Adults on the alternative BRAT diet are advised to stay away from both very hot and cold food and drinks, as extreme temperatures may further aggravate the lining of the stomach and the intestines. In addition, caffeinated and decaffeinated beverages, along with alcoholic drinks, are potential laxatives, according to the International Foundation for Functional Gastrointestinal Disorders.
BRAT Diet for Toddlers
“The most important thing is to give your child plenty of liquids,” says Altmann. Along with water, she says that lactose-free milk and electrolyte-replacement drinks can help keep your child hydrated. “However, if you have a strong-willed toddler — as many are — anything he or she wants to drink is better than nothing, in the name of keeping the child hydrated.”
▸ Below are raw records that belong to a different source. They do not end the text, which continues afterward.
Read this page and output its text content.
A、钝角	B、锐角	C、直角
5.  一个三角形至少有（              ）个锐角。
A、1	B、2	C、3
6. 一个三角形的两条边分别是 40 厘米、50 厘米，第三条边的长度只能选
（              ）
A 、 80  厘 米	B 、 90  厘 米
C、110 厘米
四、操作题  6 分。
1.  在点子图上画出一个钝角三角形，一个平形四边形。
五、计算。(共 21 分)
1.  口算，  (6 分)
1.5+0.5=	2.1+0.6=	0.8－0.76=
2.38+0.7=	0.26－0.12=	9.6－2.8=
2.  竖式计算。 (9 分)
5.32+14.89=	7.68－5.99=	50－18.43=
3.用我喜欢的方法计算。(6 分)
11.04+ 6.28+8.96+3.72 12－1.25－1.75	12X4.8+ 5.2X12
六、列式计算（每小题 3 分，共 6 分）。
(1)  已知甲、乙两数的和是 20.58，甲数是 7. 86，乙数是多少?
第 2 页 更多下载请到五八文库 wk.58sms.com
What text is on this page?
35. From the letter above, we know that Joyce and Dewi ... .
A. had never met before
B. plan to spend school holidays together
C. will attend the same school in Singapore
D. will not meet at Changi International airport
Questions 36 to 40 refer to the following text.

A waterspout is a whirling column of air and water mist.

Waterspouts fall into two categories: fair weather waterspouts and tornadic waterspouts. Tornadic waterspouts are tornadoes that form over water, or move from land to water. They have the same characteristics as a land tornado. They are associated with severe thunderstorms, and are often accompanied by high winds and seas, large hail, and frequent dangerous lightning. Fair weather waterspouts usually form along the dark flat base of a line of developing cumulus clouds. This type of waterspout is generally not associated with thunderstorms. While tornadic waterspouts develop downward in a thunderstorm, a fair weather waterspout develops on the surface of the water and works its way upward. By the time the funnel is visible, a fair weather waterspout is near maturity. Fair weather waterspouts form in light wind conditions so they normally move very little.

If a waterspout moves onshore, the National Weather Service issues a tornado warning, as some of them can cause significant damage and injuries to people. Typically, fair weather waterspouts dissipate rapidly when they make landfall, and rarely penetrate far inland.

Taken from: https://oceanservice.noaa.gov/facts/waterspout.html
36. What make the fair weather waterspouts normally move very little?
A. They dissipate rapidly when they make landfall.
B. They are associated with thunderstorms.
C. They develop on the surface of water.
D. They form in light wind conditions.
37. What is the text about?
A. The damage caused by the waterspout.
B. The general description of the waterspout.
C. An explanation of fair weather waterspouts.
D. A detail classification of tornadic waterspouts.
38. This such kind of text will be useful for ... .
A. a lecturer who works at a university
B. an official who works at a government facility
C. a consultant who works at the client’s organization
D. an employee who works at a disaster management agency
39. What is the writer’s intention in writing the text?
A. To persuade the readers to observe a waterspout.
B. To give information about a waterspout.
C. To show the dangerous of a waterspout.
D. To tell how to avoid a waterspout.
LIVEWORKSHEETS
If using the BRAT diet for toddlers, she advises parents to keep an eye out for signs of dehydration — which include infrequent urination, dry skin, dry mouth, inability to make tears, sunken eyes, and extreme fatigue — in their toddlers. Altmann emphasizes that both children and adults who need to restrict themselves to the BRAT diet foods for a week should seek medical attention.
“Also, if someone is not able to keep fluids down and he or she is having diarrhea; and if the diarrhea is more than eight times a day,; if diarrhea is associated with blood and/or severe abdominal pain; or if there are signs of dehydration, you just don’t want to treat these symptoms with the BRAT diet or any diet,” she concludes. “There may be something more serious going on, like an infection, where medication or IV fluids could be necessary.”